In a fantasy universe, the "tool box's" rules are less restrictive, but that doesn't absolve the writer of his responsibility to be consistent. The social and political design work still have to be done right, too, and, in some ways, the genre itself has traditionally been rather more limiting. There are expectations, especially in "swords-and-sorcery" fantasy. For example, if you put orcs (or their equivalent) into a fantasy novel, they're probably going to be the bad guys. Elves may be followers of the light or of the dark, but there are certain inherently "elvish" qualities we generally expect to find. Half-elves usually combine the best of both human and elf, and everyone knows the dwarves are greedy, grasping, avaricious sorts who usually end up with the short end of the stick, at least as far as anyone's actually liking or admiring them.

Please note that I said these are expectations. The best fantasy writers, I think, are those who can take those expectations and lead their readers somewhere else without losing them. Those are the ones I've always most enjoyed reading, at least. Mind you, I'm not talking about Tolkien here. Most of the expectations in modern English-language fantasy derive from his work in one way or another, and in my opinion the reason they do is that he did them so very, very well.

At any rate, one of the reasons I wanted to write the Bahzell books was to bend some of those expectations myself.
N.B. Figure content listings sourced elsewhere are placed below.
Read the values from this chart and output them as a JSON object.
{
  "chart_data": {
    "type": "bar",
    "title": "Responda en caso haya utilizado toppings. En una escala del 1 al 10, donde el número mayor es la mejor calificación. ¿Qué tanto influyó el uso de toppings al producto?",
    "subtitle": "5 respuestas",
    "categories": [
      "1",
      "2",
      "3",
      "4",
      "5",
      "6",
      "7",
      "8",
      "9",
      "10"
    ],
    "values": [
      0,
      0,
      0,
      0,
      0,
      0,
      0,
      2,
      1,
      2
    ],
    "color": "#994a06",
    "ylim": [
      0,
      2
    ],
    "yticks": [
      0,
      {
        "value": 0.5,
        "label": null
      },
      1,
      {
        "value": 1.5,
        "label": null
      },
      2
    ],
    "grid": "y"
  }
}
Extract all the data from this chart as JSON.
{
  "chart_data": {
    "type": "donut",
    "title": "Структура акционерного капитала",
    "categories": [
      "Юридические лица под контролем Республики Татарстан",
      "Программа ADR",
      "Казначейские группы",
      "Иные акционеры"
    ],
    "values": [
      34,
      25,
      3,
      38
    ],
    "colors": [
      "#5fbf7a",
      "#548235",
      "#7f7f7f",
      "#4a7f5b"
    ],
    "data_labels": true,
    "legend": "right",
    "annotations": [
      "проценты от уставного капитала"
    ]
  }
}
For example, the hradani obviously fill the same "ecological niche" as Tolkien's orcs in some ways, but my hero is a hradani. In fact, we spend more time with his people than with anyone else. The gods are very involved, yet they aren't omniscient and they are ultimately dependent on the actions of mortals to accomplish their ends. The half-elves are the nasty, bigoted racists. The elves spend most of their time dreaming and generally avoiding contact with a world which has bruised and abused them once too often. And the dwarves run Norfressa's one true superpower. (Ha! Take that, silly elvish k-nig-it!) And I might as well go ahead and admit right now that I'm still not through bending.